Suatu kali saya mengajukan pertanyaan ke beberapa forum pelajar di sekitar 4 sekolah dalam setahun ini mengenai menyontek dan korupsi. Empat sekolah tersebut adalah satu SMA negeri, satu SMA swasta dan dua SMP negeri. Meskipun ini bukan data ilmiah. Setidaknya secara pribadi kita dapat memperoleh gambaran mengenai bagaimana pandangan siswa terhadap menyontek. Saya harap nantinya ada penelitian ilmiah tentang hal ini.
Pertanyaan pertama yang saya ajukan adalah “siapa yang pernah menyontek saat ujian?”. Jawaban yang saya peroleh dari keempat sekolah tersebut rata-rata hampir sama. Jawabannya sangat mengejutkan yaitu bahwa lebih dari separuh siswa mengangkat tanggannya. Artinya hampir semua siswa tersebut pernah menyontek.
Lalu pertanyaan saya lanjutkan dengan menanyakan mengapa mereka menyontek. Kebanyakan jawaban adalah “Agar nilainya baik, sehingga orang tua senang”, namun ada juga yang menjawab “Belum siap dan tidak begitu mengerti dengan materi pelajaran tersebut” dan beberapa jawaban-jawaban sejenis.
Saya melanjutkan dengan mengajukan pertanyaan “Sebenarnya menyontek itu bagaimana? Boleh atau tidak”. Jawaban mereka rata-rata adalah tersenyum, kemudian berceloteh ini dan itu. Ada yang mengatakan “Boleh saja, kan niatnya baik” atau “Sama gurunya nggak apa-apa, asal tidak ketahuan” atau “Iya sih, nggak boleh, tapi gimana”.
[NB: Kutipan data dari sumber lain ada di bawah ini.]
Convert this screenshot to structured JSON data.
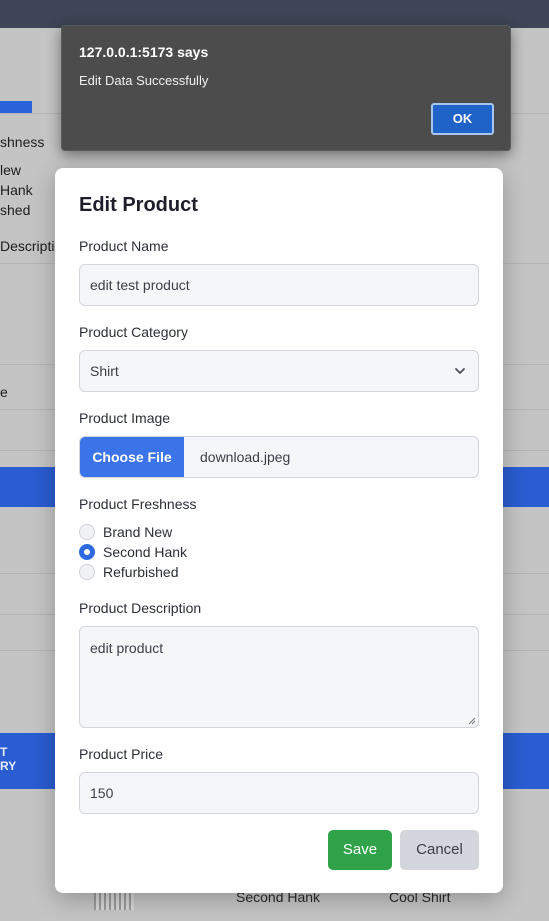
{
  "background": {
    "labels": [
      "shness",
      "lew",
      "Hank",
      "shed",
      "Descriptio",
      "e"
    ],
    "band_text": [
      "T",
      "RY"
    ],
    "row": {
      "freshness": "Second Hank",
      "name": "Cool Shirt"
    }
  },
  "alert": {
    "title": "127.0.0.1:5173 says",
    "message": "Edit Data Successfully",
    "ok_label": "OK"
  },
  "modal": {
    "title": "Edit Product",
    "name": {
      "label": "Product Name",
      "value": "edit test product"
    },
    "category": {
      "label": "Product Category",
      "value": "Shirt"
    },
    "image": {
      "label": "Product Image",
      "button_label": "Choose File",
      "file_name": "download.jpeg"
    },
    "freshness": {
      "label": "Product Freshness",
      "options": [
        "Brand New",
        "Second Hank",
        "Refurbished"
      ],
      "selected": "Second Hank"
    },
    "description": {
      "label": "Product Description",
      "value": "edit product"
    },
    "price": {
      "label": "Product Price",
      "value": "150"
    },
    "save_label": "Save",
    "cancel_label": "Cancel"
  },
  "colors": {
    "primary": "#3b73e8",
    "save": "#2fa24a",
    "cancel": "#d3d6dd",
    "alert_bg": "#4c4c4c"
  }
}
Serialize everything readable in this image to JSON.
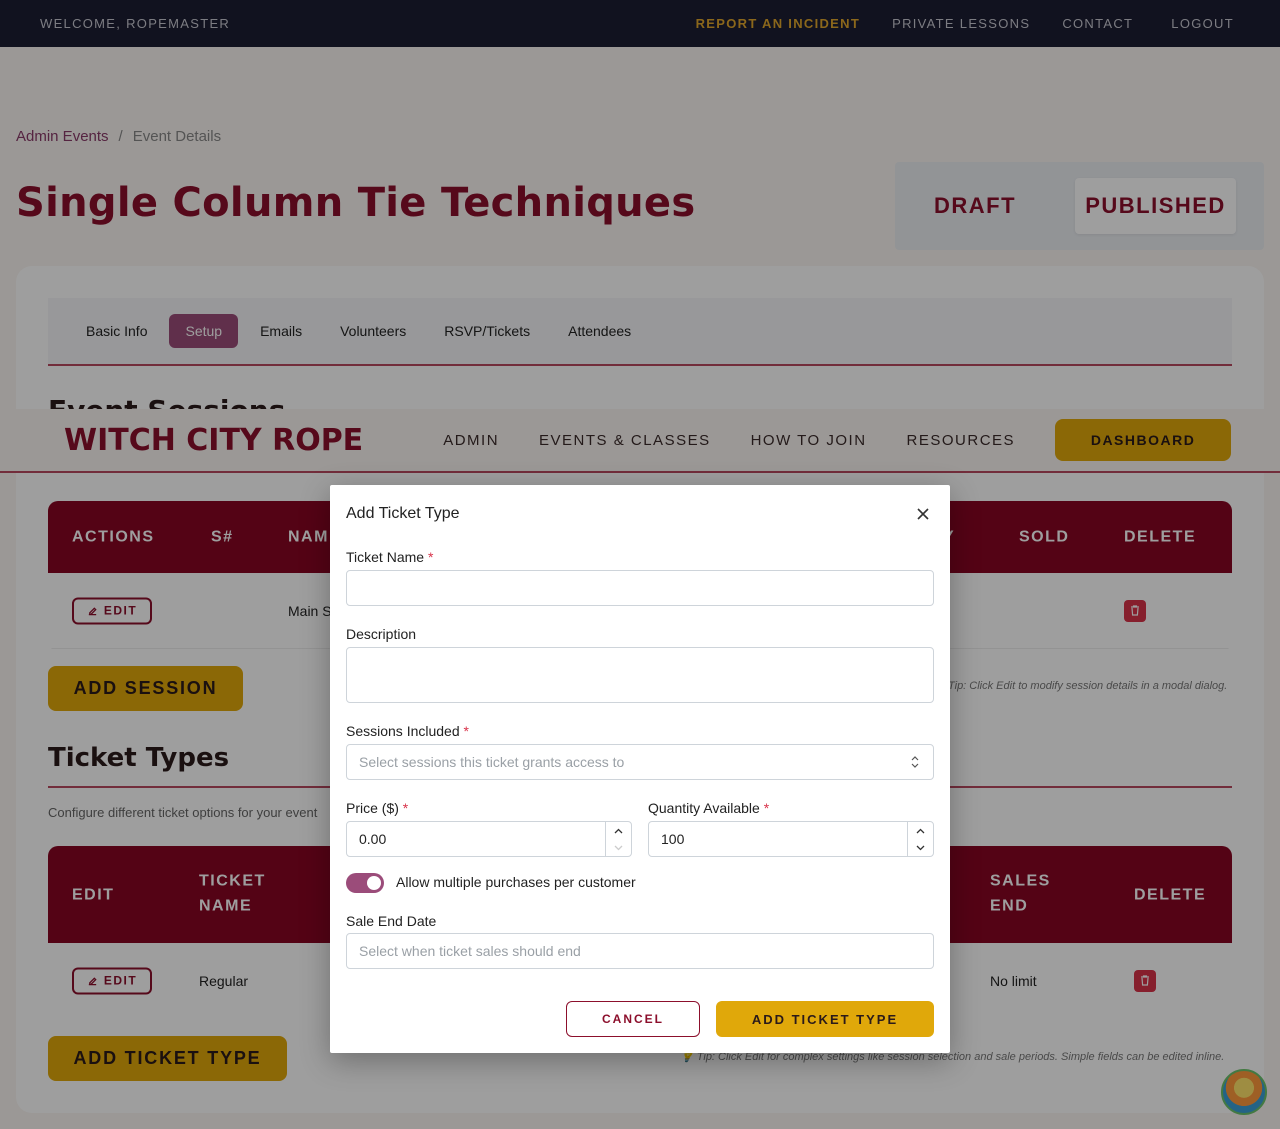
{
  "utility_bar": {
    "welcome": "WELCOME, ROPEMASTER",
    "report": "REPORT AN INCIDENT",
    "lessons": "PRIVATE LESSONS",
    "contact": "CONTACT",
    "logout": "LOGOUT"
  },
  "breadcrumb": {
    "parent": "Admin Events",
    "separator": "/",
    "current": "Event Details"
  },
  "page_title": "Single Column Tie Techniques",
  "status_toggle": {
    "draft": "DRAFT",
    "published": "PUBLISHED",
    "selected": "PUBLISHED"
  },
  "tabs": [
    "Basic Info",
    "Setup",
    "Emails",
    "Volunteers",
    "RSVP/Tickets",
    "Attendees"
  ],
  "active_tab": "Setup",
  "sessions_section": {
    "title_peek": "Event Sessions"
  },
  "main_nav": {
    "brand": "WITCH CITY ROPE",
    "links": [
      "ADMIN",
      "EVENTS & CLASSES",
      "HOW TO JOIN",
      "RESOURCES"
    ],
    "dashboard": "DASHBOARD"
  },
  "sessions_table": {
    "headers": {
      "actions": "ACTIONS",
      "snum": "S#",
      "name": "NAM",
      "capacity": "Y",
      "sold": "SOLD",
      "delete": "DELETE"
    },
    "row": {
      "edit": "EDIT",
      "name": "Main Se"
    },
    "add_button": "ADD SESSION",
    "tip": "Tip: Click Edit to modify session details in a modal dialog."
  },
  "ticket_section": {
    "title": "Ticket Types",
    "description": "Configure different ticket options for your event"
  },
  "ticket_table": {
    "headers": {
      "edit": "EDIT",
      "name_1": "TICKET",
      "name_2": "NAME",
      "sales_end_1": "SALES",
      "sales_end_2": "END",
      "delete": "DELETE"
    },
    "row": {
      "edit": "EDIT",
      "name": "Regular",
      "sales_end": "No limit"
    },
    "add_button": "ADD TICKET TYPE",
    "tip": "💡 Tip: Click Edit for complex settings like session selection and sale periods. Simple fields can be edited inline."
  },
  "modal": {
    "title": "Add Ticket Type",
    "ticket_name_label": "Ticket Name",
    "ticket_name_value": "",
    "description_label": "Description",
    "description_value": "",
    "sessions_label": "Sessions Included",
    "sessions_placeholder": "Select sessions this ticket grants access to",
    "price_label": "Price ($)",
    "price_value": "0.00",
    "quantity_label": "Quantity Available",
    "quantity_value": "100",
    "multiple_label": "Allow multiple purchases per customer",
    "multiple_enabled": true,
    "sale_end_label": "Sale End Date",
    "sale_end_placeholder": "Select when ticket sales should end",
    "required_mark": "*",
    "cancel": "CANCEL",
    "submit": "ADD TICKET TYPE"
  },
  "colors": {
    "brand": "#8c0f2c",
    "accent_gold": "#e0a80a",
    "tab_active": "#9b4c7a",
    "topbar": "#1c1e33"
  }
}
Pertanyaan saya alihkan kepada hal lain, “Kita sering mendengar istilah korupsi. Bagaimana menurut kalian?”. Ada yang menjawab, “Korupsi itu merugikan, soalnya mengambil sesuatu yang bukan haknya” atau “Korupsi itu merugikan negara, soalnya mengambil kekayaan negara, sehingga memperlambat pembangunan” dan jawaban sejenis yang intinya mengenai ketidaksetujuan mereka terhadap tindakan korupsi. Tidak pernah terdengar pendapat yang menyatakan setuju dengan tindakan korupsi. Lalu saya tekankan dengan pernyataan, “Jadi korupsi itu harus dibasmi, harus dihentikan”. Dan mereka menjawab dengan mantap, “Iya”.
Pertanyaan terakhir yang saya ajukan kepada mereka adalah “Apa perbedaan antara menyontek dan korupsi?”. Dan jawaban yang saya peroleh ternyata beraneka ragam. Kebanyakan tertawa tersindir. Namun ada juga yang berusaha membela diri, “Yang kita conteki, merasa tidak keberatan, jadi kita tidak mengambil sesuatu yang bukan haknya. Itu sah-sah saja.” atau jawaban-jawaban sejenis.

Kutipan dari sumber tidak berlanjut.